Das ist jedoch der Smith-Trick: die Ränder irritieren, die Mitte leicht rühren. Gloria—Smiths viertes Studioalbum — ist ein ähnlich mildes Statement. Viele der Songs sind Mid-Tempo-Kost, die verschiedene Radiomodeerscheinungen der letzten 10 Jahre wiederverwertet: Tropical Pop, Nu Disco, R&B im The Weeknd-Stil. Smith keucht und keucht über Lust und Befreiung, und ein Track zeigt RuPauls berühmten Slogan: „Wenn du dich selbst nicht lieben kannst, wie zum Teufel wirst du dann jemand anderen lieben?“ Niemand, der in den letzten Jahren während eines Pride-Monats T-Shirts bei Target durchstöbert hat, wird davon umgehauen sein. Aber wer kann in einer Zeit des Anti-Queer-Rückschlags in den USA und im Ausland daran zweifeln, dass einige Zuhörer Smiths Musik weiterhin als Lebensader ansehen werden?

Vielleicht der beste Song auf Gloria ist das letzte und saftigste, ein Duett mit Sheeran, genannt „Who We Love“. Mit einer sanften Melodie, die sich wie Meditationsatmung bewegt, zaubert der Track einen stark sentimentalen Zauber. Sheerans Vers bezieht sich auf die bekannteste Art von glücklich bis ans Lebensende: eine Hochzeit.

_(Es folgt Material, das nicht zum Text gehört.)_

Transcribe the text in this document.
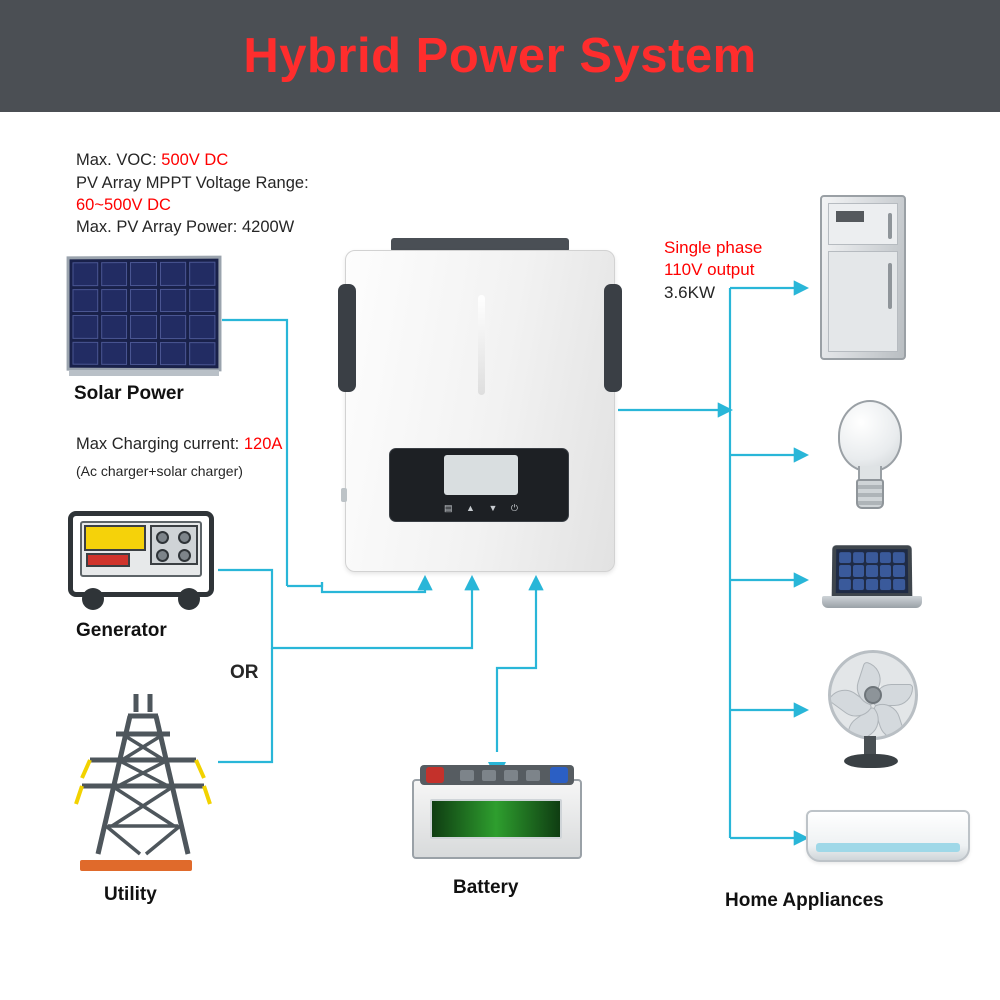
Hybrid Power System
Max. VOC: 500V DC
PV Array MPPT Voltage Range:
60~500V DC
Max. PV Array Power: 4200W
Max Charging current: 120A
(Ac charger+solar charger)
Single phase
110V output
3.6KW
Solar Power
▤ ▲ ▼ ⏻
Generator
OR
Utility	Battery
Home Appliances
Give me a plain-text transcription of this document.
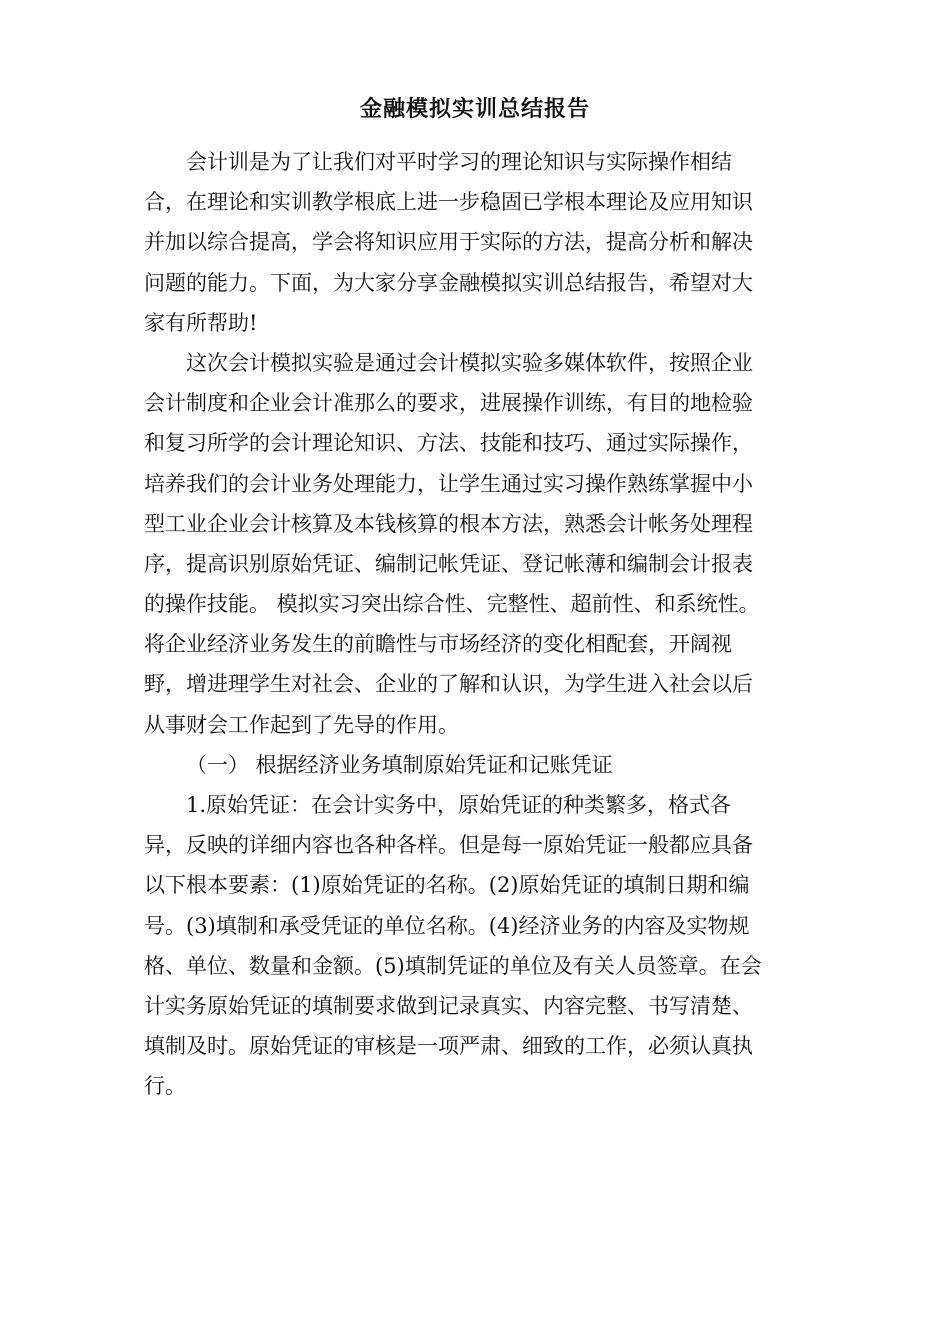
金融模拟实训总结报告
会计训是为了让我们对平时学习的理论知识与实际操作相结
合，在理论和实训教学根底上进一步稳固已学根本理论及应用知识
并加以综合提高，学会将知识应用于实际的方法，提高分析和解决
问题的能力。下面，为大家分享金融模拟实训总结报告，希望对大
家有所帮助!
这次会计模拟实验是通过会计模拟实验多媒体软件，按照企业
会计制度和企业会计准那么的要求，进展操作训练，有目的地检验
和复习所学的会计理论知识、方法、技能和技巧、通过实际操作，
培养我们的会计业务处理能力，让学生通过实习操作熟练掌握中小
型工业企业会计核算及本钱核算的根本方法，熟悉会计帐务处理程
序，提高识别原始凭证、编制记帐凭证、登记帐薄和编制会计报表
的操作技能。 模拟实习突出综合性、完整性、超前性、和系统性。
将企业经济业务发生的前瞻性与市场经济的变化相配套，开阔视
野，增进理学生对社会、企业的了解和认识，为学生进入社会以后
从事财会工作起到了先导的作用。
（一） 根据经济业务填制原始凭证和记账凭证
1.原始凭证：在会计实务中，原始凭证的种类繁多，格式各
异，反映的详细内容也各种各样。但是每一原始凭证一般都应具备
以下根本要素：(1)原始凭证的名称。(2)原始凭证的填制日期和编
号。(3)填制和承受凭证的单位名称。(4)经济业务的内容及实物规
格、单位、数量和金额。(5)填制凭证的单位及有关人员签章。在会
计实务原始凭证的填制要求做到记录真实、内容完整、书写清楚、
填制及时。原始凭证的审核是一项严肃、细致的工作，必须认真执
行。
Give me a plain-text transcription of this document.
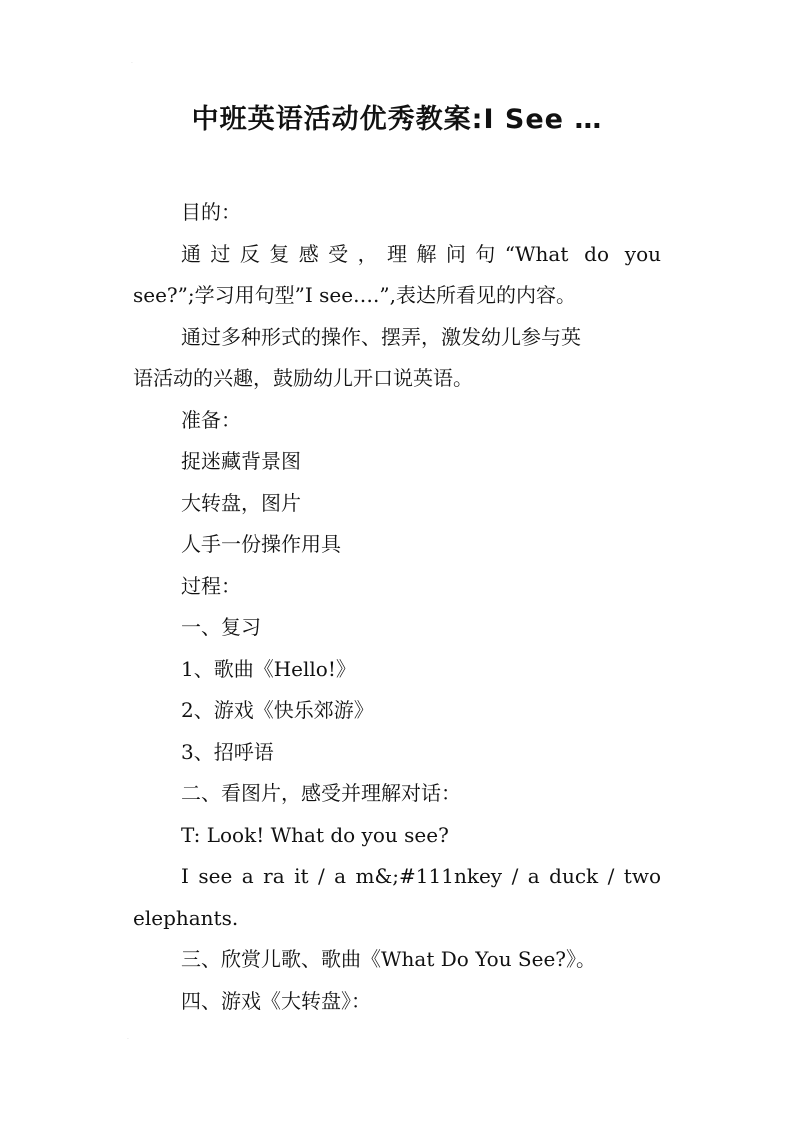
·
·
中班英语活动优秀教案:I See …

目的：

通过反复感受，理解问句“What do you

see?”;学习用句型”I see….”,表达所看见的内容。

通过多种形式的操作、摆弄，激发幼儿参与英

语活动的兴趣，鼓励幼儿开口说英语。

准备：

捉迷藏背景图

大转盘，图片

人手一份操作用具

过程：

一、复习

1、歌曲《Hello!》

2、游戏《快乐郊游》

3、招呼语

二、看图片，感受并理解对话：

T: Look! What do you see?

I see a ra it / a m&;#111nkey / a duck / two

elephants.

三、欣赏儿歌、歌曲《What Do You See?》。

四、游戏《大转盘》：
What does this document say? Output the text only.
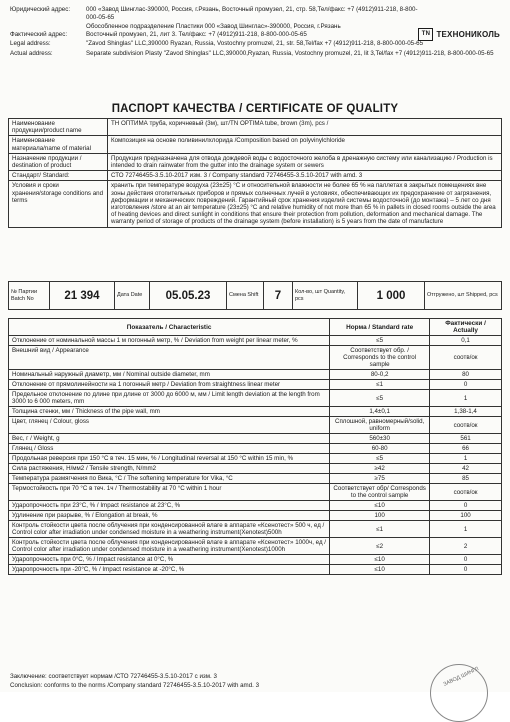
Юридический адрес:	000 «Завод Шинглас-390000, Россия, г.Рязань, Восточный промузел, 21, стр. 58,Тел/факс: +7 (4912)911-218, 8-800-000-05-65
Обособленное подразделение Пластики 000 «Завод Шинглас»-390000, Россия, г.Рязань
Фактический адрес:	Восточный промузел, 21, лит 3. Тел/факс: +7 (4912)911-218, 8-800-000-05-65
Legal address:	"Zavod Shinglas" LLC,390000 Ryazan, Russia, Vostochny promuzel, 21, str. 58,Tel/fax +7 (4912)911-218, 8-800-000-05-65
Actual address:	Separate subdivision Plasty "Zavod Shinglas" LLC,390000,Ryazan, Russia, Vostochny promuzel, 21, lit 3,Tel/fax +7 (4912)911-218, 8-800-000-05-65
TN ТЕХНОНИКОЛЬ
ПАСПОРТ КАЧЕСТВА / CERTIFICATE OF QUALITY
Наименование продукции/product name	TH ОПТИМА труба, коричневый (3м), шт/TN OPTIMA tube, brown (3m), pcs /
Наименование материала/name of material	Композиция на основе поливинилхлорида /Composition based on polyvinylchloride
Назначение продукции / destination of product	Продукция предназначена для отвода дождевой воды с водосточного желоба в дренажную систему или канализацию / Production is intended to drain rainwater from the gutter into the drainage system or sewers
Стандарт/ Standard:	СТО 72746455-3.5.10-2017 изм. 3 / Company standard 72746455-3.5.10-2017 with amd. 3
Условия и сроки хранения/storage conditions and terms	хранить при температуре воздуха (23±25) °С и относительной влажности не более 65 % на паллетах в закрытых помещениях вне зоны действия отопительных приборов и прямых солнечных лучей в условиях, обеспечивающих их предохранение от загрязнения, деформации и механических повреждений. Гарантийный срок хранения изделий системы водосточной (до монтажа) – 5 лет со дня изготовления /store at an air temperature (23±25) °C and relative humidity of not more than 65 % in pallets in closed rooms outside the area of heating devices and direct sunlight in conditions that ensure their protection from pollution, deformation and mechanical damage. The warranty period of storage of products of the drainage system (before installation) is 5 years from the date of manufacture
№ Партии Batch No	21 394	Дата Date	05.05.23	Смена Shift	7	Кол-во, шт Quantity, pcs	1 000	Отгружено, шт Shipped, pcs
Показатель / Characteristic	Норма / Standard rate	Фактически / Actually
Отклонение от номинальной массы 1 м погонный метр, % / Deviation from weight per linear meter, %	≤5	0,1
Внешний вид / Appearance	Соответствует обр. / Corresponds to the control sample	соотв/ок
Номинальный наружный диаметр, мм / Nominal outside diameter, mm	80-0,2	80
Отклонение от прямолинейности на 1 погонный метр / Deviation from straightness linear meter	≤1	0
Предельное отклонение по длине при длине от 3000 до 6000 м, мм / Limit length deviation at the length from 3000 to 6 000 meters, mm	≤5	1
Толщина стенки, мм / Thickness of the pipe wall, mm	1,4±0,1	1,38-1,4
Цвет, глянец / Colour, gloss	Сплошной, равномерный/solid, uniform	соотв/ок
Вес, г / Weight, g	560±30	561
Глянец / Gloss	60-80	66
Продольная реверсия при 150 °С в теч. 15 мин, % / Longitudinal reversal at 150 °C within 15 min, %	≤5	1
Сила растяжения, Н/мм2 / Tensile strength, N/mm2	≥42	42
Температура размягчения по Вика, °С / The softening temperature for Vika, °С	≥75	85
Термостойкость при 70 °С в теч. 1ч / Thermostability at 70 °C within 1 hour	Соответствует обр/ Corresponds to the control sample	соотв/ок
Ударопрочность при 23°С, % / Impact resistance at 23°С, %	≤10	0
Удлинение при разрыве, % / Elongation at break, %	100	100
Контроль стойкости цвета после облучения при конденсированной влаге в аппарате «Ксенотест» 500 ч, ед / Control color after irradiation under condensed moisture in a weathering instrument(Xenotest)500h	≤1	1
Контроль стойкости цвета после облучения при конденсированной влаге в аппарате «Ксенотест» 1000ч, ед / Control color after irradiation under condensed moisture in a weathering instrument(Xenotest)1000h	≤2	2
Ударопрочность при 0°С, % / Impact resistance at 0°С, %	≤10	0
Ударопрочность при -20°С, % / Impact resistance at -20°С, %	≤10	0
Заключение: соответствует нормам /СТО 72746455-3.5.10-2017 с изм. 3
Conclusion: conforms to the norms /Company standard 72746455-3.5.10-2017 with amd. 3	ЗАВОД ШИНГЛ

Smith entwirft derweil einen bescheideneren Traum, den viele queere Menschen immer noch nicht als selbstverständlich ansehen können: „Händchenhalten auf der Straße, kein Grund, diskret zu sein.“ Vielleicht werden sich die Zuhörer in einigen Jahren, wenn das Lied über die Food Courts und Schultänze einer aufgeklärteren Ära schwebt, fragen, über welches Bedürfnis nach Diskretion Smith gesungen hat. Oder vielleicht merken sie nichts von dem Lied, außer dass es angenehm war.